Yol boyunca dedemi tekrar konuşturan şeyin ne olduğunu düşündüm. Hasret kaldığım gözlere doya doya bakmak istiyordum ama o gözler benden kaçıyordu. Beliz bana bir hataymışım gibi bakıyordu ben buna dayanamıyordum. Yağız arabayı durdurdu ve bize doğru döndü "Burası sizi alacaklar" dedi ve arabadan inmemizi bekledi. Ben arabadan indim ve inmesi için Beliz'in kapısını açtım Beliz  bana kırgın bir bakış atıp diğer kapıdan indi. "Buyurun" dedi bir adam ve bizi içeriye doğru yönlendirdi içeriye girdiğim zaman karşımda oturan dedemi gördüm.
"Hoş geldiniz" dedi Dedem olduğum yere çakılıp kalmıştım benim dedem senelerin sessizliğini bozmuştu..

-Beliz'den
Koşarak Cemal dedenin yanına gittim ve sıkı sıkı sarıldım "Konuşuyorsunuz" dedim şaşkın bir şekilde "Senin sayende güzel kızım" dedi Cemal dede "Nasıl yani" diye sordum "Geçin oturun bakalım şimdi bütün gerçekleri öğreneceksiniz" dedi ve oturmamızı bekledi ne gerçeklerinden bahsediyordu hiçbir şey anlamamıştım. Koltuğa oturdum birkaç dakika sonra Araz'da gelip yanıma oturdu burnuma gelen çikolata&vanilya karışımı kokusu yine beni ona doğru çekiyordu kendimi toparladım ve Cemal dedeyi dinlemeye başladım.

"Öncelikle sizin hikayeniz bundan tam 24 sene önceye dayanıyor o zamanlar Araz 5 yaşında Beliz'de daha yeni doğmuştu. Oğlum Şevket ve Beliz'in babası Mehmet bir antlaşma imzaladılar ve bu antlaşmayı bozanın çocuğu ölecekti. Mehmet yeraltı dünyasına girmek istemiyordu Şevket'te Mehmet'le çalışmak istiyordu çünkü en iyisi Mehmet'ti ve Mehmet'in de en büyük zaafı kızıydı..

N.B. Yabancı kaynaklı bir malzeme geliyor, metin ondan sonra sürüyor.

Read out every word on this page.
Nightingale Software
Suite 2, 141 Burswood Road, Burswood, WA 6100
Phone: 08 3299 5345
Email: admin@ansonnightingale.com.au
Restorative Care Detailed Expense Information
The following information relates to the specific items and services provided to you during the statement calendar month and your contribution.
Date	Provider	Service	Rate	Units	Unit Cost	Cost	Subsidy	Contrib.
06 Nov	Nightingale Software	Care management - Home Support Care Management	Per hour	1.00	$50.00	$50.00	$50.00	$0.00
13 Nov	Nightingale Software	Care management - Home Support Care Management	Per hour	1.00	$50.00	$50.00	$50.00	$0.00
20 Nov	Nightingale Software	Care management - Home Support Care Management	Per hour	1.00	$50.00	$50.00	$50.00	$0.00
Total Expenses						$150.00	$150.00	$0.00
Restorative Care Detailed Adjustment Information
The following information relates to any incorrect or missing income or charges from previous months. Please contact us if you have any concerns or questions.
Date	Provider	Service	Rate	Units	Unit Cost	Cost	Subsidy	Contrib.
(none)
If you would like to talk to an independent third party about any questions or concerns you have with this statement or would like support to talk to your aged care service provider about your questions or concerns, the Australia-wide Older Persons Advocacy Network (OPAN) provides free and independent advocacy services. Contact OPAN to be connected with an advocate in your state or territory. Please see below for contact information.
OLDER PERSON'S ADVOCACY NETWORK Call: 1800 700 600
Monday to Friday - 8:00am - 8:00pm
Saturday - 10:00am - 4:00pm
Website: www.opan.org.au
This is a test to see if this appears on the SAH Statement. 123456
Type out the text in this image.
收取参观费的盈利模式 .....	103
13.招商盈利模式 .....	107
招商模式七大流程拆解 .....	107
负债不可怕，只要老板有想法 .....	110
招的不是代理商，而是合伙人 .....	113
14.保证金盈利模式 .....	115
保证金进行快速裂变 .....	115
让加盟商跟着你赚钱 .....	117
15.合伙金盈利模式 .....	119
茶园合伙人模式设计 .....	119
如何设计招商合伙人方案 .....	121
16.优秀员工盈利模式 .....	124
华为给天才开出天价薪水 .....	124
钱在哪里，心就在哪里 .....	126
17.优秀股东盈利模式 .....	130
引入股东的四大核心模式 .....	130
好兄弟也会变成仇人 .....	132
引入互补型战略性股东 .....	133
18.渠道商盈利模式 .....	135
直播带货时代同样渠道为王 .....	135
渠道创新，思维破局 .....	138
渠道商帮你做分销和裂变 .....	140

O zamanlar Mehmet ve Şevket anlaştılar ve beraber çalışmaya başladılar ama unutulan bir şey vardı Araz'ın öfkesi Araz büyüdükten sonra Mehmet'i yanına aldı ve kendisiyle çalışmasını sağladı bu durumda antlaşmanın tek maddesinin işlemesi gerekiyordu..

Siz hiç kendi isimlerinizin anlamına dikkat ettiniz mi? Araz İşaret-iz demek Beliz de İşaret-iz demek siz pes eden kişinin öldürülmesi için konular işaretlersiniz

Ama herkesin atladığı bir detay vardı Aşk..
siz ölüm için yazılan ama aşk ile kavrulan iki kişisiniz"

Araz ile aynı anda birbirimize baktık çok önceden bizim kaderimiz ölüm için yazılmıştı.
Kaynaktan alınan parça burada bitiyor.